Does anyone know why UUIDv4 is so much worse than bigserial? UUIDs are just 128 bit numbers. Are they super expensive to generate or something? Whats going on here?

4 comments

UUIDv4s are fully random, and btree indices expect "right-leaning" values with a sensible ordering. This makes indexing operations on UUIDv4 columns slow, and was the motivation for the development of UUIDv6 and UUIDv7.
I'm curious to learn more about this heuristic and how the database leverages it for indexing. What does right-leaning mean formally and what does analysis of the data structure look like in that context? Do variants like B+ or B* have the same charactersistics?
The 25% increase in size is true but it's 8 bytes, a small and predictable linear increase per row. Compared to the rest of the data in the row, it's not much to worry about.

The bigger issue is insert rate. Your insert rate is limited by the amount of available RAM in the case of UUIDs. That's not the case for auto-incrementing integers! Integers are correlated with time while UUID4s are random - so they have fundamentally different performance characteristics at scale.

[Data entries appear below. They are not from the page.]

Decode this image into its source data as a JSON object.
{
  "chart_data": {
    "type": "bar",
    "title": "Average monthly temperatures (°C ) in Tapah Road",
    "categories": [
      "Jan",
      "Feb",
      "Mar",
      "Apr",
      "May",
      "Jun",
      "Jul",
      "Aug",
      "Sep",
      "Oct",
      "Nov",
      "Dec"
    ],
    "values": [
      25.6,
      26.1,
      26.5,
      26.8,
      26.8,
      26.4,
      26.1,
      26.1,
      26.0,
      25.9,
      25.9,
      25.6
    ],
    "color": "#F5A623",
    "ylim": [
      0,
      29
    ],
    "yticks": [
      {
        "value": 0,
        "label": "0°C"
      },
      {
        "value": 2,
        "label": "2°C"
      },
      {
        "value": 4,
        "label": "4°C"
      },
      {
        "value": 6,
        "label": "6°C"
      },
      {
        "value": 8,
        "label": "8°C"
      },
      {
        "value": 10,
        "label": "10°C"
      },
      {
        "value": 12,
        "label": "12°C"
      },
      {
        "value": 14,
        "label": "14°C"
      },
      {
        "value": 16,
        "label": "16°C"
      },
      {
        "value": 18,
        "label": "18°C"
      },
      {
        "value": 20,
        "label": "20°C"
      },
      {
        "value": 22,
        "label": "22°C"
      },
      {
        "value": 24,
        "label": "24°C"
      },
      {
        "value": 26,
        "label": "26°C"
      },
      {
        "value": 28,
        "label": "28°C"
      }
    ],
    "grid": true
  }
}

The author cites 25% but I'd caution every reader to take this with a giant grain of salt. At the beginning, for small tables < a few million rows, the insert penalty is almost negligible. If you did benchmarks here, you might conclude there's no practical difference.

As your table grows, specifically as the size of the btree index starts reaching the limits of available memory, postgres can no longer handle the UUID btree entirely in memory and has to resort to swapping pages to disk. An auto-integer type won't have this problem since rows close in time will use the same index page thus doesn't need to hit disk at all under the same load.

Once you reach this scale, The difference in speed is orders of magnitude. It's NOT a steady 25% performance penalty, it's a 25x performance cliff. And the only solution (aside from a schema migration) is to buy more RAM.

I think its because of btrees. Btrees and the pages work better if only the last page is getting lots of writes. Iuids cause lots of un ordered writes leading to page bloat.
Random distribution in the sort order mean the cache locality of a btree is poor - instead of inserts going to the last page, they go all over the place. Locality of batch inserts is also then bad at retrieval time, where related records are looked up randomly later.

So you pay taxes at both insert time and later during selection.